UPDATE: I put up this post before noticing that co-bloggers Keith Whittington and Jonathan Adler have also highlighted the Washington Post op ed. My post above goes beyond theirs by noting other influential supporters of ECA reform, and making some additional points (including about the role of the Vice President).

UPDATE #2: Andy Craig of the Cato Institute, whose work on this issue I mentioned above, has just published a new piece entitled "Bipartisan Momentum Builds for Fixing the Electoral Count Act." He summarizes additional support for ECA reform from a variety of sources, including the following:

The conservative American Enterprise Institute has held forums and published reports, and David French put it bluntly in a recent piece headlined "Stop Screwing Around and Fix the Electoral Count Act." The liberal Center for American Progress just released their own report on the threats to free and fair elections, which prominently includes ECA reform among its recommendations.

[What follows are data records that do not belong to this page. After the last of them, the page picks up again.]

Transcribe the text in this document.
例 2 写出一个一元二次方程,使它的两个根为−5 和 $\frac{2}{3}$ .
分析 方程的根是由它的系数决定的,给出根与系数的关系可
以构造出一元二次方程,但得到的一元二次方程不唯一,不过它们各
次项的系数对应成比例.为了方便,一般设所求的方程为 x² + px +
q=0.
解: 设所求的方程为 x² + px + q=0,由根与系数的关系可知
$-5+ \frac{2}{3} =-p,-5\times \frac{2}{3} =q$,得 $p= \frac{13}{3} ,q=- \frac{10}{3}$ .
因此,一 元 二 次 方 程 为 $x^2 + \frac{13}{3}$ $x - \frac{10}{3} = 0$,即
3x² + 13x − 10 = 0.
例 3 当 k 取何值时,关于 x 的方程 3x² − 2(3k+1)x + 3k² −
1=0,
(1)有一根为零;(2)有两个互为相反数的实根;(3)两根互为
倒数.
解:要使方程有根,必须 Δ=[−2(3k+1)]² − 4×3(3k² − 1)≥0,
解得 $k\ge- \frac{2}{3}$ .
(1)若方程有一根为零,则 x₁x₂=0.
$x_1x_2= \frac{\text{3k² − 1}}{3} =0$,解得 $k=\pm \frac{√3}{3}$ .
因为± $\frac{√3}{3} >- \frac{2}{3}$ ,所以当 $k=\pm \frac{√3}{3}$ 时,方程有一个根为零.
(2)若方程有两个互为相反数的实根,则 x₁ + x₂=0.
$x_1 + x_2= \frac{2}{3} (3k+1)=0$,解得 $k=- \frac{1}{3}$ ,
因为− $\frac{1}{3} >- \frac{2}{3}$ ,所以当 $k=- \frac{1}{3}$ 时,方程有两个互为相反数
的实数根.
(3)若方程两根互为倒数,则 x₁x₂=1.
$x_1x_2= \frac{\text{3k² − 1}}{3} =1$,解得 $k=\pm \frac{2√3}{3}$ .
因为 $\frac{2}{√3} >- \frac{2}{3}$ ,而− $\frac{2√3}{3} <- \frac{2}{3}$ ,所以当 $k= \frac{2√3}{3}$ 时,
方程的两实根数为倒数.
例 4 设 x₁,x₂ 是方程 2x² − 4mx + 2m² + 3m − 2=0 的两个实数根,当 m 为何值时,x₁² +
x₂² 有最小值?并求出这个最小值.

On Monday, the Wall Street Journal editorial board chimed in with a piece cataloging the practical and constitutional problems with the ECA, repeating their past calls to adopt some sort of a fix. The next day in the Washington Post, an impressive bipartisan quartet of experts, including former FEC chairman Bradley Smith, authored an op‐​ed making their case. Also in the Post, liberal columnist Eugene Robinson cited Cato among others in urging ECA legislation to begin making its way to Biden's desk.